Current TV plans to change this by, “rethinking the way TV is produced, programmed, and presented, so it actually makes sense to an audience that’s accustomed to choice, control, and collaboration in everything else they do.”

Now that’s a nice goal, isn’t it? The problem is that TV is old-school and one-way.

There’s already a medium for people accustomed to choice, control, and collaboration. It’s called the internet.

I can’t help but feel like these guys are trying a bit too hard. If, as they say, television really is “the most powerful” and “riveting” medium, then why have all these young people been transformed by the net to a point that Current TV finds it necessary to revolutionize television?

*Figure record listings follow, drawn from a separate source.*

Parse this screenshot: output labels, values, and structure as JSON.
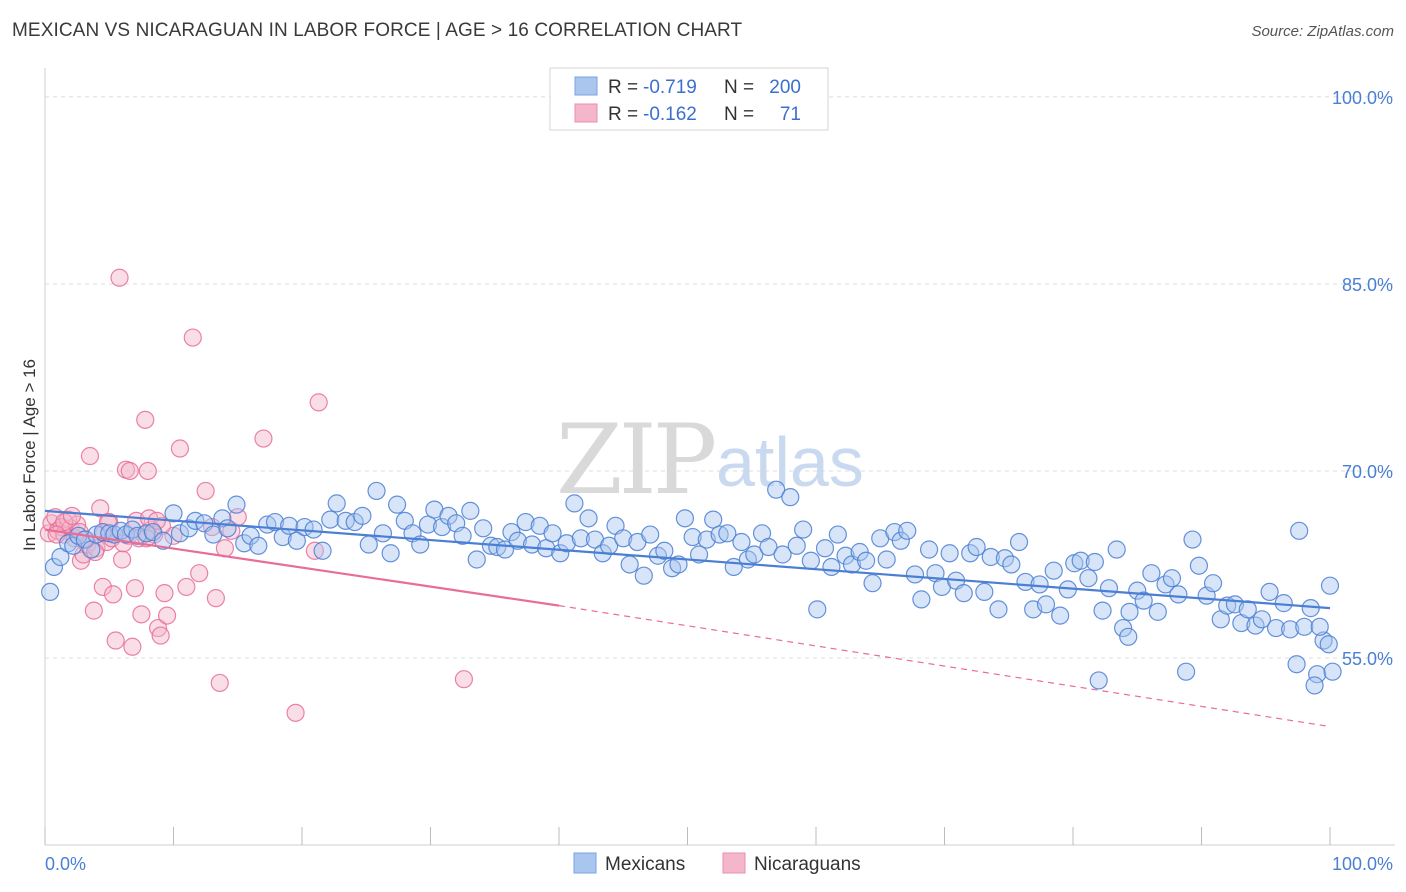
{
  "title": "MEXICAN VS NICARAGUAN IN LABOR FORCE | AGE > 16 CORRELATION CHART",
  "source": "Source: ZipAtlas.com",
  "watermark": {
    "zip": "ZIP",
    "atlas": "atlas"
  },
  "legend": {
    "r_label": "R =",
    "n_label": "N =",
    "rows": [
      {
        "r": "-0.719",
        "n": "200"
      },
      {
        "r": "-0.162",
        "n": "71"
      }
    ]
  },
  "colors": {
    "blue": "#4a7fd4",
    "blue_fill": "#a9c6ef",
    "pink": "#e86d97",
    "pink_fill": "#f4b6ca",
    "grid": "#dcdcdc"
  },
  "chart_data": {
    "type": "scatter",
    "xlabel": "",
    "ylabel": "In Labor Force | Age > 16",
    "xlim": [
      0,
      100
    ],
    "ylim": [
      40,
      102
    ],
    "y_ticks": [
      {
        "value": 100,
        "label": "100.0%"
      },
      {
        "value": 85,
        "label": "85.0%"
      },
      {
        "value": 70,
        "label": "70.0%"
      },
      {
        "value": 55,
        "label": "55.0%"
      }
    ],
    "x_tick_labels": [
      {
        "value": 0,
        "label": "0.0%"
      },
      {
        "value": 100,
        "label": "100.0%"
      }
    ],
    "x_minor_ticks": [
      0,
      10,
      20,
      30,
      40,
      50,
      60,
      70,
      80,
      90,
      100
    ],
    "series": [
      {
        "name": "Mexicans",
        "color": "#4a7fd4",
        "trend": {
          "x0": 0,
          "y0": 66.8,
          "x1": 100,
          "y1": 59.0,
          "dashed_from": 100
        },
        "points": [
          [
            0.4,
            60.3
          ],
          [
            0.7,
            62.3
          ],
          [
            1.2,
            63.1
          ],
          [
            1.8,
            64.2
          ],
          [
            2.2,
            64.0
          ],
          [
            2.6,
            64.8
          ],
          [
            3.1,
            64.5
          ],
          [
            3.6,
            63.7
          ],
          [
            4.0,
            64.9
          ],
          [
            4.5,
            65.1
          ],
          [
            5.0,
            65.0
          ],
          [
            5.4,
            64.9
          ],
          [
            5.9,
            65.2
          ],
          [
            6.3,
            64.9
          ],
          [
            6.8,
            65.3
          ],
          [
            7.2,
            64.8
          ],
          [
            7.9,
            65.0
          ],
          [
            8.4,
            65.1
          ],
          [
            9.2,
            64.4
          ],
          [
            10.0,
            66.6
          ],
          [
            10.5,
            65.0
          ],
          [
            11.2,
            65.4
          ],
          [
            11.7,
            66.0
          ],
          [
            12.4,
            65.8
          ],
          [
            13.1,
            64.9
          ],
          [
            13.8,
            66.2
          ],
          [
            14.2,
            65.4
          ],
          [
            14.9,
            67.3
          ],
          [
            15.5,
            64.2
          ],
          [
            16.0,
            64.8
          ],
          [
            16.6,
            64.0
          ],
          [
            17.3,
            65.7
          ],
          [
            17.9,
            65.9
          ],
          [
            18.5,
            64.7
          ],
          [
            19.0,
            65.6
          ],
          [
            19.6,
            64.4
          ],
          [
            20.2,
            65.5
          ],
          [
            20.9,
            65.3
          ],
          [
            21.6,
            63.6
          ],
          [
            22.2,
            66.1
          ],
          [
            22.7,
            67.4
          ],
          [
            23.4,
            66.0
          ],
          [
            24.1,
            65.9
          ],
          [
            24.7,
            66.4
          ],
          [
            25.2,
            64.1
          ],
          [
            25.8,
            68.4
          ],
          [
            26.3,
            65.0
          ],
          [
            26.9,
            63.4
          ],
          [
            27.4,
            67.3
          ],
          [
            28.0,
            66.0
          ],
          [
            28.6,
            65.0
          ],
          [
            29.2,
            64.1
          ],
          [
            29.8,
            65.7
          ],
          [
            30.3,
            66.9
          ],
          [
            30.9,
            65.5
          ],
          [
            31.4,
            66.4
          ],
          [
            32.0,
            65.8
          ],
          [
            32.5,
            64.8
          ],
          [
            33.1,
            66.8
          ],
          [
            33.6,
            62.9
          ],
          [
            34.1,
            65.4
          ],
          [
            34.7,
            64.0
          ],
          [
            35.2,
            63.9
          ],
          [
            35.8,
            63.7
          ],
          [
            36.3,
            65.1
          ],
          [
            36.8,
            64.4
          ],
          [
            37.4,
            65.9
          ],
          [
            37.9,
            64.1
          ],
          [
            38.5,
            65.6
          ],
          [
            39.0,
            63.8
          ],
          [
            39.5,
            65.0
          ],
          [
            40.1,
            63.4
          ],
          [
            40.6,
            64.2
          ],
          [
            41.2,
            67.4
          ],
          [
            41.7,
            64.6
          ],
          [
            42.3,
            66.2
          ],
          [
            42.8,
            64.5
          ],
          [
            43.4,
            63.4
          ],
          [
            43.9,
            64.0
          ],
          [
            44.4,
            65.6
          ],
          [
            45.0,
            64.6
          ],
          [
            45.5,
            62.5
          ],
          [
            46.1,
            64.3
          ],
          [
            46.6,
            61.6
          ],
          [
            47.1,
            64.9
          ],
          [
            47.7,
            63.2
          ],
          [
            48.2,
            63.6
          ],
          [
            48.8,
            62.2
          ],
          [
            49.3,
            62.5
          ],
          [
            49.8,
            66.2
          ],
          [
            50.4,
            64.7
          ],
          [
            50.9,
            63.3
          ],
          [
            51.5,
            64.5
          ],
          [
            52.0,
            66.1
          ],
          [
            52.5,
            64.9
          ],
          [
            53.1,
            65.0
          ],
          [
            53.6,
            62.3
          ],
          [
            54.2,
            64.3
          ],
          [
            54.7,
            62.9
          ],
          [
            55.2,
            63.3
          ],
          [
            55.8,
            65.0
          ],
          [
            56.3,
            63.9
          ],
          [
            56.9,
            68.5
          ],
          [
            57.4,
            63.3
          ],
          [
            58.0,
            67.9
          ],
          [
            58.5,
            64.0
          ],
          [
            59.0,
            65.3
          ],
          [
            59.6,
            62.8
          ],
          [
            60.1,
            58.9
          ],
          [
            60.7,
            63.8
          ],
          [
            61.2,
            62.3
          ],
          [
            61.7,
            64.9
          ],
          [
            62.3,
            63.2
          ],
          [
            62.8,
            62.5
          ],
          [
            63.4,
            63.5
          ],
          [
            63.9,
            62.8
          ],
          [
            64.4,
            61.0
          ],
          [
            65.0,
            64.6
          ],
          [
            65.5,
            62.9
          ],
          [
            66.1,
            65.1
          ],
          [
            66.6,
            64.4
          ],
          [
            67.1,
            65.2
          ],
          [
            67.7,
            61.7
          ],
          [
            68.2,
            59.7
          ],
          [
            68.8,
            63.7
          ],
          [
            69.3,
            61.8
          ],
          [
            69.8,
            60.7
          ],
          [
            70.4,
            63.4
          ],
          [
            70.9,
            61.2
          ],
          [
            71.5,
            60.2
          ],
          [
            72.0,
            63.4
          ],
          [
            72.5,
            63.9
          ],
          [
            73.1,
            60.3
          ],
          [
            73.6,
            63.1
          ],
          [
            74.2,
            58.9
          ],
          [
            74.7,
            63.0
          ],
          [
            75.2,
            62.5
          ],
          [
            75.8,
            64.3
          ],
          [
            76.3,
            61.1
          ],
          [
            76.9,
            58.9
          ],
          [
            77.4,
            60.9
          ],
          [
            77.9,
            59.3
          ],
          [
            78.5,
            62.0
          ],
          [
            79.0,
            58.4
          ],
          [
            79.6,
            60.5
          ],
          [
            80.1,
            62.6
          ],
          [
            80.6,
            62.8
          ],
          [
            81.2,
            61.4
          ],
          [
            81.7,
            62.7
          ],
          [
            82.3,
            58.8
          ],
          [
            82.8,
            60.6
          ],
          [
            83.4,
            63.7
          ],
          [
            83.9,
            57.4
          ],
          [
            84.4,
            58.7
          ],
          [
            85.0,
            60.4
          ],
          [
            85.5,
            59.6
          ],
          [
            86.1,
            61.8
          ],
          [
            86.6,
            58.7
          ],
          [
            87.2,
            60.9
          ],
          [
            87.7,
            61.4
          ],
          [
            88.2,
            60.1
          ],
          [
            88.8,
            53.9
          ],
          [
            89.3,
            64.5
          ],
          [
            89.8,
            62.4
          ],
          [
            90.4,
            60.0
          ],
          [
            90.9,
            61.0
          ],
          [
            91.5,
            58.1
          ],
          [
            92.0,
            59.2
          ],
          [
            92.6,
            59.3
          ],
          [
            93.1,
            57.8
          ],
          [
            93.6,
            58.9
          ],
          [
            94.2,
            57.6
          ],
          [
            94.7,
            58.1
          ],
          [
            95.3,
            60.3
          ],
          [
            95.8,
            57.4
          ],
          [
            96.4,
            59.4
          ],
          [
            96.9,
            57.3
          ],
          [
            97.4,
            54.5
          ],
          [
            98.0,
            57.5
          ],
          [
            98.5,
            59.0
          ],
          [
            99.0,
            53.7
          ],
          [
            99.5,
            56.4
          ],
          [
            99.9,
            56.1
          ],
          [
            98.8,
            52.8
          ],
          [
            97.6,
            65.2
          ],
          [
            100.0,
            60.8
          ],
          [
            99.2,
            57.5
          ],
          [
            100.2,
            53.9
          ],
          [
            82.0,
            53.2
          ],
          [
            84.3,
            56.7
          ]
        ]
      },
      {
        "name": "Nicaraguans",
        "color": "#e86d97",
        "trend": {
          "x0": 0,
          "y0": 65.3,
          "x1": 40,
          "y1": 59.2,
          "x_end_dashed": 100,
          "y_end_dashed": 49.5
        },
        "points": [
          [
            0.3,
            65.0
          ],
          [
            0.5,
            65.8
          ],
          [
            0.8,
            66.3
          ],
          [
            1.0,
            65.2
          ],
          [
            1.3,
            65.5
          ],
          [
            1.5,
            64.9
          ],
          [
            1.8,
            66.1
          ],
          [
            2.0,
            65.4
          ],
          [
            2.3,
            64.6
          ],
          [
            2.5,
            65.7
          ],
          [
            2.8,
            62.8
          ],
          [
            3.0,
            63.3
          ],
          [
            3.3,
            64.1
          ],
          [
            3.5,
            71.2
          ],
          [
            3.8,
            58.8
          ],
          [
            4.0,
            63.8
          ],
          [
            4.3,
            67.0
          ],
          [
            4.5,
            60.7
          ],
          [
            4.8,
            64.3
          ],
          [
            5.0,
            65.9
          ],
          [
            5.3,
            60.1
          ],
          [
            5.5,
            56.4
          ],
          [
            5.8,
            85.5
          ],
          [
            6.0,
            62.9
          ],
          [
            6.3,
            70.1
          ],
          [
            6.5,
            64.8
          ],
          [
            6.8,
            55.9
          ],
          [
            7.0,
            60.6
          ],
          [
            7.3,
            64.6
          ],
          [
            7.5,
            58.5
          ],
          [
            7.8,
            74.1
          ],
          [
            8.0,
            70.0
          ],
          [
            8.3,
            65.3
          ],
          [
            8.5,
            64.9
          ],
          [
            8.8,
            57.4
          ],
          [
            9.0,
            56.8
          ],
          [
            9.3,
            60.2
          ],
          [
            9.5,
            58.4
          ],
          [
            10.0,
            64.8
          ],
          [
            10.5,
            71.8
          ],
          [
            11.0,
            60.7
          ],
          [
            11.5,
            80.7
          ],
          [
            12.0,
            61.8
          ],
          [
            12.5,
            68.4
          ],
          [
            13.0,
            65.5
          ],
          [
            13.3,
            59.8
          ],
          [
            13.6,
            53.0
          ],
          [
            14.0,
            63.8
          ],
          [
            14.5,
            65.2
          ],
          [
            15.0,
            66.3
          ],
          [
            17.0,
            72.6
          ],
          [
            19.5,
            50.6
          ],
          [
            21.0,
            63.6
          ],
          [
            21.3,
            75.5
          ],
          [
            32.6,
            53.3
          ],
          [
            1.5,
            65.9
          ],
          [
            2.1,
            66.4
          ],
          [
            0.9,
            64.9
          ],
          [
            2.7,
            65.1
          ],
          [
            3.9,
            63.5
          ],
          [
            4.6,
            65.0
          ],
          [
            5.2,
            64.6
          ],
          [
            6.1,
            64.2
          ],
          [
            7.1,
            66.0
          ],
          [
            8.1,
            66.2
          ],
          [
            9.1,
            65.6
          ],
          [
            6.6,
            70.0
          ],
          [
            3.2,
            64.5
          ],
          [
            4.9,
            65.9
          ],
          [
            7.9,
            64.6
          ],
          [
            8.7,
            66.0
          ]
        ]
      }
    ]
  }
}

What’s more, the whole thing just sounds like it would work a whole lot better online. In their FAQ, they just happen to have a question that addresses just this issue. In response to “Why not just do this all on the Internet? BitTorrent revolution, baby!”

There is definitely some cool stuff going on with Internet video, but probably not enough to power a media company like Current yet, and certainly not enough to deliver the quantity and quality of programming that we will offer. We’re going to do everything we can to sync up with those technologies, though, even as we continue with our cable and satellite TV network.

So basically they’re saying they can’t make the same amount of money off advertising online than they can on television. Sounds like a revolutionary reason to start a station to me!

This whole thing immediate made me think about something Steven Johnson wrote in Interface Culture:

At major transition points, where one platform or genre gives way to another, the older form invariably strains to approximate the rhythms and mannerisms of the emergent form. . . The older medium wants to reinvent itself — chrysalis-style — in the image of the new, but its existing conventions won’t allow such a dramatic transformation.

Johnson goes on to make the point that during the “golden age” of radio, the classic shows “weren’t really great radio programs — they were just bad television shows,” Johnson writes. They were “TV-style narratives stripped down to fit the limited dimensions of radio. They were a message waiting for their medium to come.”

And so we come back to Current TV, trying to fit the message of the internet into a big, square box.